Uluslararası Ceza Mahkemesi (UCM) ne zaman devam eden bir savaşla ilgili soruşturma açsa, kaçınılmaz olarak aşağıdaki sorunun versiyonları sorulacaktır: Hesap verebilirlik arayışı, savaşan tarafları savaşa devam etmekten başka bir teşvike bırakmama riski taşıyor mu?
UCM Savcısı Karim Khan’ın İsrail ve Hamas’ın üst düzey liderleri hakkında tutuklama emri çıkarılmasını talep eden dönüm noktası niteliğindeki kararıyla birlikte aynı soru yeniden sorulmaya başlandı.
Yıllardır, sıklıkla “barışa karşı adalet” olarak adlandırılan tartışmanın temeline inmeye çalıştım. Bu tartışmanın Libya ve Uganda’daki UCM müdahaleleri ile nasıl sonuçlandığı hakkında bir kitap yazdım. Ayrıca Ukrayna, İsrail-Filistin ve başka yerlerde barış-adalet ilişkisi üzerine bulgular yayınladım. Tartışmaya verilen yanıtlar çoğu zaman tartışılmaz gerçeklerden ziyade varsayımlar ve faraziyelerle yönlendirilse de, gerçek şu ki savaşları çözmek ve savaş zamanı zulümleri için hesap verebilirlik sağlamak arasındaki ilişkinin kilidini açmaya yardımcı olan özel bir anahtar yoktur.

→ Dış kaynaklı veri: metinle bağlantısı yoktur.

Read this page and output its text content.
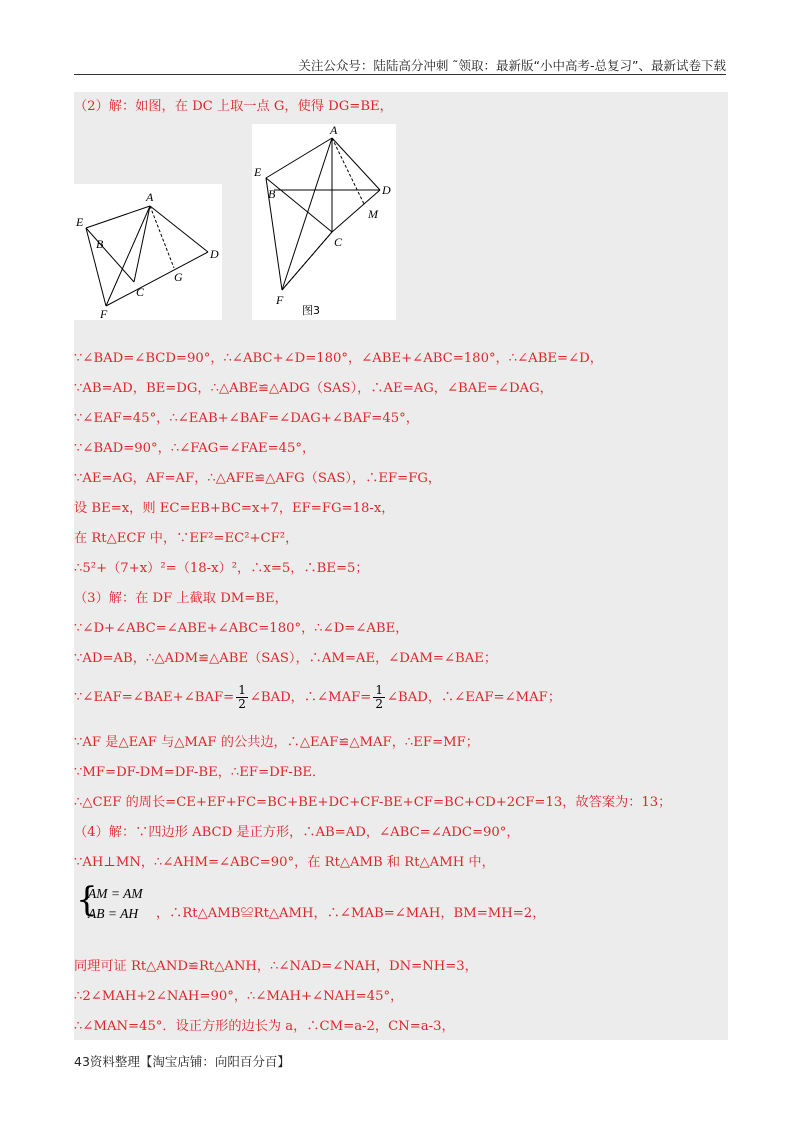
关注公众号：陆陆高分冲刺 ˜领取：最新版“小中高考-总复习”、最新试卷下载
（2）解：如图，在 DC 上取一点 G，使得 DG=BE，
A
E
B
D
G
C
F
A
E
B	D
M
C
F
图3
∵∠BAD=∠BCD=90°，∴∠ABC+∠D=180°，∠ABE+∠ABC=180°，∴∠ABE=∠D，
∵AB=AD，BE=DG，∴△ABE≌△ADG（SAS），∴AE=AG，∠BAE=∠DAG，
∵∠EAF=45°，∴∠EAB+∠BAF=∠DAG+∠BAF=45°，
∵∠BAD=90°，∴∠FAG=∠FAE=45°，
∵AE=AG，AF=AF，∴△AFE≌△AFG（SAS），∴EF=FG，
设 BE=x，则 EC=EB+BC=x+7，EF=FG=18-x，
在 Rt△ECF 中，∵EF²=EC²+CF²，
∴5²+（7+x）²=（18-x）²，∴x=5，∴BE=5；
（3）解：在 DF 上截取 DM=BE，
∵∠D+∠ABC=∠ABE+∠ABC=180°，∴∠D=∠ABE，
∵AD=AB，∴△ADM≌△ABE（SAS），∴AM=AE，∠DAM=∠BAE；
∵∠EAF=∠BAE+∠BAF= $\frac{1}{2}$ ∠BAD，∴∠MAF= $\frac{1}{2}$ ∠BAD，∴∠EAF=∠MAF；
∵AF 是△EAF 与△MAF 的公共边，∴△EAF≌△MAF，∴EF=MF；
∵MF=DF-DM=DF-BE，∴EF=DF-BE．
∴△CEF 的周长=CE+EF+FC=BC+BE+DC+CF-BE+CF=BC+CD+2CF=13，故答案为：13；
（4）解：∵四边形 ABCD 是正方形，∴AB=AD，∠ABC=∠ADC=90°，
∵AH⊥MN，∴∠AHM=∠ABC=90°，在 Rt△AMB 和 Rt△AMH 中，
{
AM = AM
AB = AH ，∴Rt△AMB≌Rt△AMH，∴∠MAB=∠MAH，BM=MH=2，
同理可证 Rt△AND≌Rt△ANH，∴∠NAD=∠NAH，DN=NH=3，
∴2∠MAH+2∠NAH=90°，∴∠MAH+∠NAH=45°，
∴∠MAN=45°．设正方形的边长为 a，∴CM=a-2，CN=a-3，
43资料整理【淘宝店铺：向阳百分百】
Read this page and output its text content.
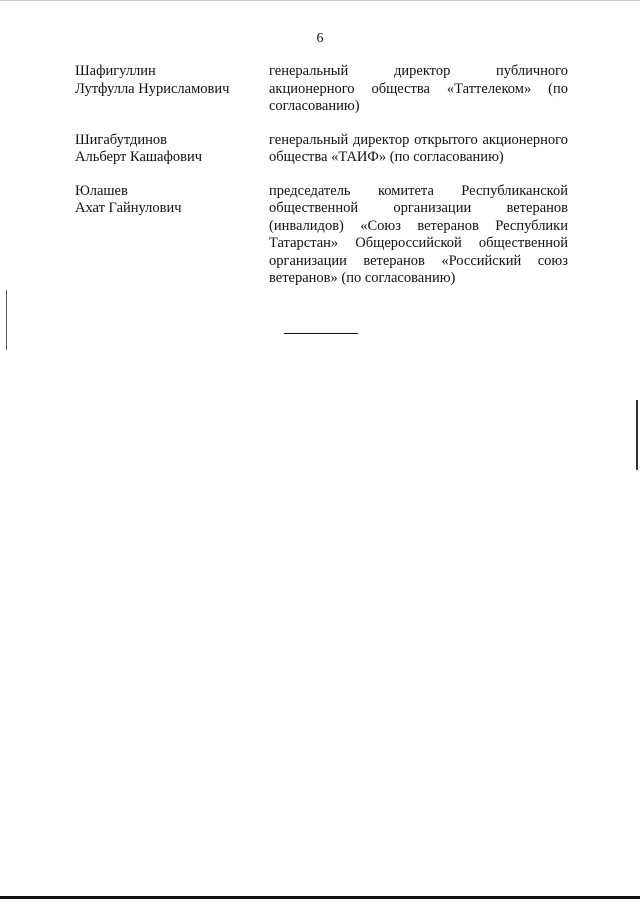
6
Шафигуллин
Лутфулла Нурисламович
генеральный директор публичного акционерного общества «Таттелеком» (по согласованию)
Шигабутдинов
Альберт Кашафович
генеральный директор открытого акционерного общества «ТАИФ» (по согласованию)
Юлашев
Ахат Гайнулович
председатель комитета Республиканской общественной организации ветеранов (инвалидов) «Союз ветеранов Республики Татарстан» Общероссийской общественной организации ветеранов «Российский союз ветеранов» (по согласованию)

Bu sorunun farklı bağlamlarda geçerli tek bir cevabı yoktur. Ancak doğru olan birkaç şey var: UCM barış müzakerelerini zorlaştırabilir. Ancak daha “karmaşık” barış müzakereleri mutlaka “daha kötü” barış müzakereleri anlamına gelmez. Örneğin UCM’nin on yıl süren bir ön inceleme yaptığı Kolombiya’yı ele alalım. Buradaki barış süreci sırasında müzakere edilen hesap verebilirlik süreçleri, hükümet ve isyancı grup Kolombiya Devrimci Silahlı Güçleri (FARC) tarafından işlenen savaş zamanı zulümlerinin birçoğu için anlamlı bir adalete dönüştü. Dahası, UCM’nin barış müzakerelerini baltalayabilmesi için öncelikle gerçekçi bir barış süreci beklentisinin olması gerekir. Eğer böyle bir müzakere yoksa hesap verebilirlik arayışının bu müzakereleri baltalayacağı iddiası büyük ihtimalle kırmızı bir ringa balığıdır (Kırmızı ringa balığı, dikkatleri önemli bir sorudan uzaklaştırmaya sebep olan bir sahte argüman türüdür-çevirmen) ve zulmün faillerini korumaya yönelik bir argümandır.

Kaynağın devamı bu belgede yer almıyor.